At The New Ledger, Francis Cianfrocca analyzes the shifts currently happening in information technology and their potential ramifications on the rest of our lives. He writes:
What happens in the traditional economy? It’s still going to be just as capital-constrained as ever. Information is going to start moving faster, more fluidly, and less expensively than ordinary physical transport. As much as Americans have a car-loving culture, we’re going to start driving less and being less mobile overall. Nothing, but nothing, could be more wasteful and useless than the massive infrastructure investments that Democrats push as the salvation of the economy.
Ironically, food production and distribution will start getting more difficult as everything else gets easier. Artisan farming, particularly in proximity to large cities, will make a comeback.
Cianfrocca doesn't go all the way toward predicting the return of agrarianism, of course. Decreased mobility doesn't mean agrarianism per se, nor does the rise of artisan foods as a response to higher food prices. And I suspect such steps won't eliminate the need for corporate farming altogether.
But the reduced mobility of this new economy strikes me as a middle way between the Front Porchers and the PoMoCons.
Technological advances like telecommuting allow members of society to return their homes to economic centers. Those who enjoy that luxury--and their tribe is increasing rapidly--happily enjoy the fruits of modernity, contribute to global companies, and do it from their living rooms.
There's more to the debate than that, of course. There are questions about the nature of work and about the sustainability of the contemporary economy.
But in this case, the consumer economy (with respect to technology) has stepped in to push new solutions to the problems created by corporations forward. Cianfrocca's point about how much consumers know about IP addresses, etc. is an interesting one: the movement toward connectivity hasn't been lead by corporate America.
And it turns out that our consumption of technology favors localist ties, not the sort of international connections that we all presumed they would bring about. The largest social network in the world is the one that depends upon, and deepens, the ties we have to our local communities. As the technology improves, people realize they can spend more time at home with their families, a good that would have been impossible before.
A technocracy creates enormous problems, then perpetuates itself by setting about solving them. And there is always a middle ground, where the problems are so numerous and weighty that they endanger the health of the system.

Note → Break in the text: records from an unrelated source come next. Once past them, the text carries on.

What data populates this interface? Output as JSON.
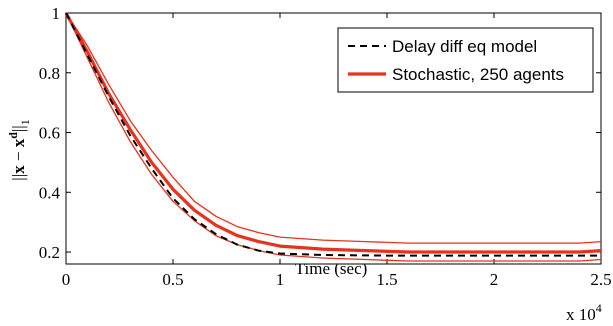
{
  "chart_data": {
    "type": "line",
    "title": "",
    "xlabel": "Time (sec)",
    "ylabel": "||x − x^d||_1",
    "ylabel_parts": {
      "left": "||",
      "x": "x",
      "minus": " − ",
      "xd": "x",
      "sup": "d",
      "right": "||",
      "sub": "1"
    },
    "x_multiplier": "x 10",
    "x_multiplier_exp": "4",
    "xlim": [
      0,
      25000
    ],
    "ylim": [
      0.16,
      1.0
    ],
    "xticks": [
      0,
      5000,
      10000,
      15000,
      20000,
      25000
    ],
    "xtick_labels": [
      "0",
      "0.5",
      "1",
      "1.5",
      "2",
      "2.5"
    ],
    "yticks": [
      0.2,
      0.4,
      0.6,
      0.8,
      1.0
    ],
    "ytick_labels": [
      "0.2",
      "0.4",
      "0.6",
      "0.8",
      "1"
    ],
    "legend_position": "top-right",
    "series": [
      {
        "name": "Delay diff eq model",
        "color": "#000000",
        "style": "dashed",
        "x": [
          0,
          1000,
          2000,
          3000,
          4000,
          5000,
          6000,
          7000,
          8000,
          9000,
          10000,
          12000,
          15000,
          18000,
          20000,
          22000,
          25000
        ],
        "y": [
          1.0,
          0.86,
          0.72,
          0.59,
          0.48,
          0.38,
          0.31,
          0.26,
          0.225,
          0.205,
          0.195,
          0.19,
          0.188,
          0.188,
          0.188,
          0.188,
          0.188
        ]
      },
      {
        "name": "Stochastic, 250 agents",
        "color": "#e8321e",
        "style": "solid-thick",
        "x": [
          0,
          1000,
          2000,
          3000,
          4000,
          5000,
          6000,
          7000,
          8000,
          9000,
          10000,
          12000,
          14000,
          16000,
          18000,
          20000,
          22000,
          24000,
          25000
        ],
        "y": [
          1.0,
          0.87,
          0.73,
          0.61,
          0.5,
          0.41,
          0.34,
          0.29,
          0.255,
          0.235,
          0.22,
          0.21,
          0.205,
          0.2,
          0.2,
          0.2,
          0.2,
          0.2,
          0.205
        ]
      },
      {
        "name": "",
        "color": "#e8321e",
        "style": "solid-thin",
        "x": [
          0,
          1000,
          2000,
          3000,
          4000,
          5000,
          6000,
          7000,
          8000,
          9000,
          10000,
          12000,
          14000,
          16000,
          18000,
          20000,
          22000,
          24000,
          25000
        ],
        "y": [
          1.0,
          0.89,
          0.76,
          0.64,
          0.54,
          0.45,
          0.37,
          0.32,
          0.285,
          0.265,
          0.25,
          0.24,
          0.235,
          0.23,
          0.23,
          0.23,
          0.23,
          0.23,
          0.235
        ]
      },
      {
        "name": "",
        "color": "#e8321e",
        "style": "solid-thin",
        "x": [
          0,
          1000,
          2000,
          3000,
          4000,
          5000,
          6000,
          7000,
          8000,
          9000,
          10000,
          12000,
          14000,
          16000,
          18000,
          20000,
          22000,
          24000,
          25000
        ],
        "y": [
          1.0,
          0.85,
          0.7,
          0.57,
          0.46,
          0.37,
          0.305,
          0.255,
          0.225,
          0.205,
          0.19,
          0.18,
          0.175,
          0.17,
          0.17,
          0.17,
          0.17,
          0.17,
          0.175
        ]
      }
    ],
    "legend": [
      {
        "label": "Delay diff eq model",
        "color": "#000000",
        "style": "dashed"
      },
      {
        "label": "Stochastic, 250 agents",
        "color": "#e8321e",
        "style": "solid-thick"
      }
    ]
  }
}
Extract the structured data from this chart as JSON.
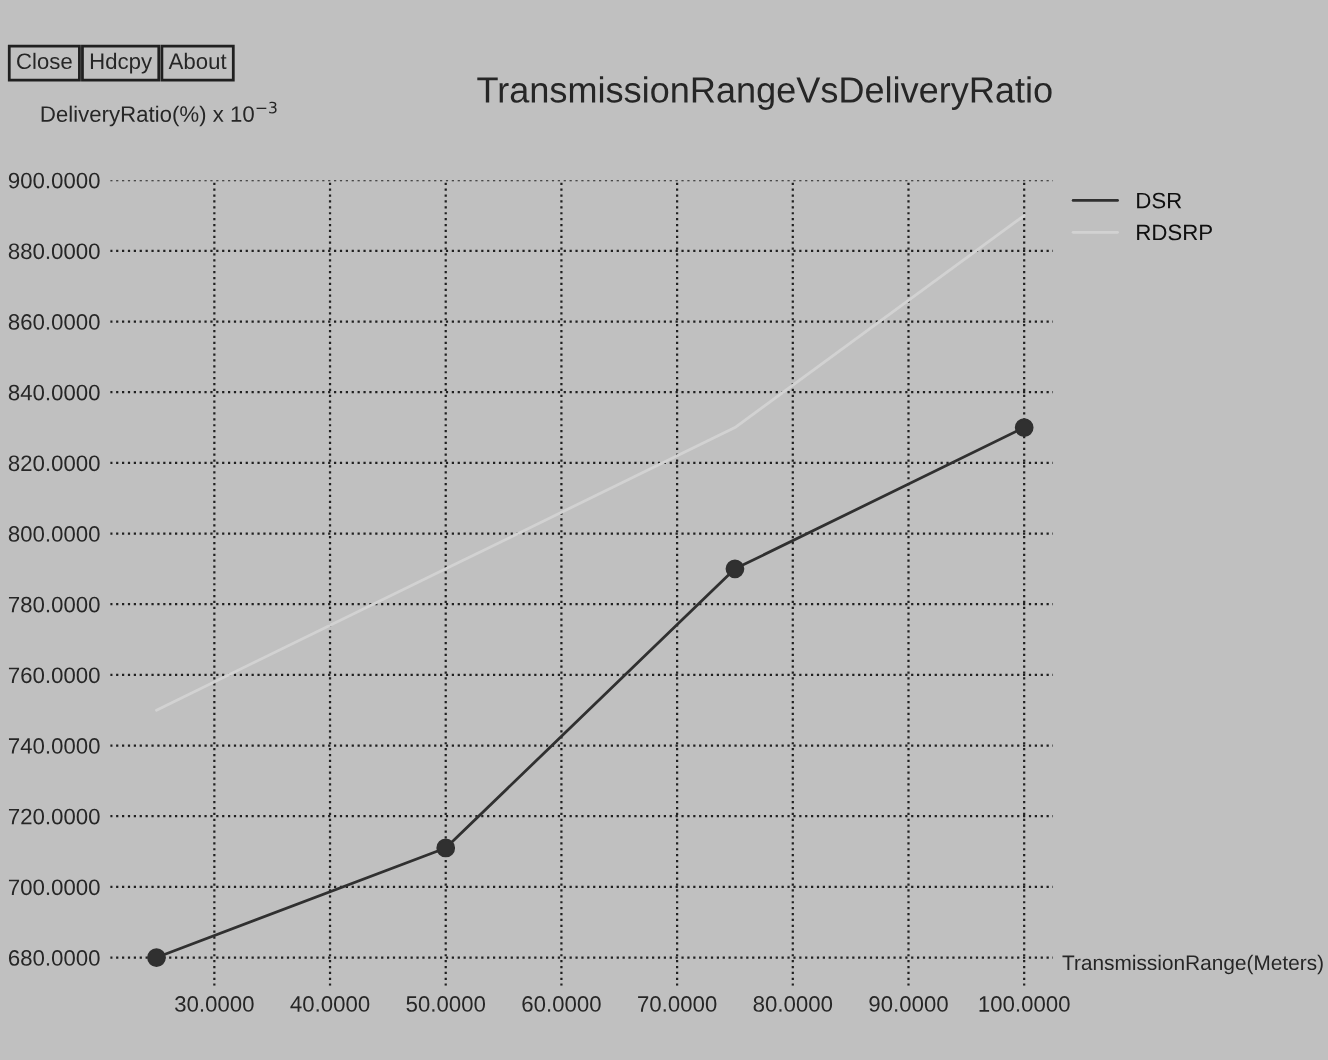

But if Cianfrocca is right, the troubles that have driven the Front Porchers to look for new solutions may be mitigated by the source of those troubles themselves.
Such is the inescapable double-edged sword of technology, and of living in a technocracy.
Update: Francis sends over this brief response.
Wendell Berry comes up often enough that I ought to learn something about him.
I'm totally torn on one point. Does the information economy mean that everyone will migrate to large cities (a movement that does seem to be in effect in many parts of the world)? Or does it make it possible for so many people to work at home that they'll spread out more than ever?
But the rise of the information economy may be an effect rather than a cause. The cause could be the capital starvation that now has the world firmly in its grip almost everywhere but China. That's why mobility will decrease: because we don't produce enough value and we don't generate enough energy to make transport as efficient as it has been in the past. The information economy grows up as a substitute for a goods-based economy.
This interpretation would be confirmed if the movement to cities continues.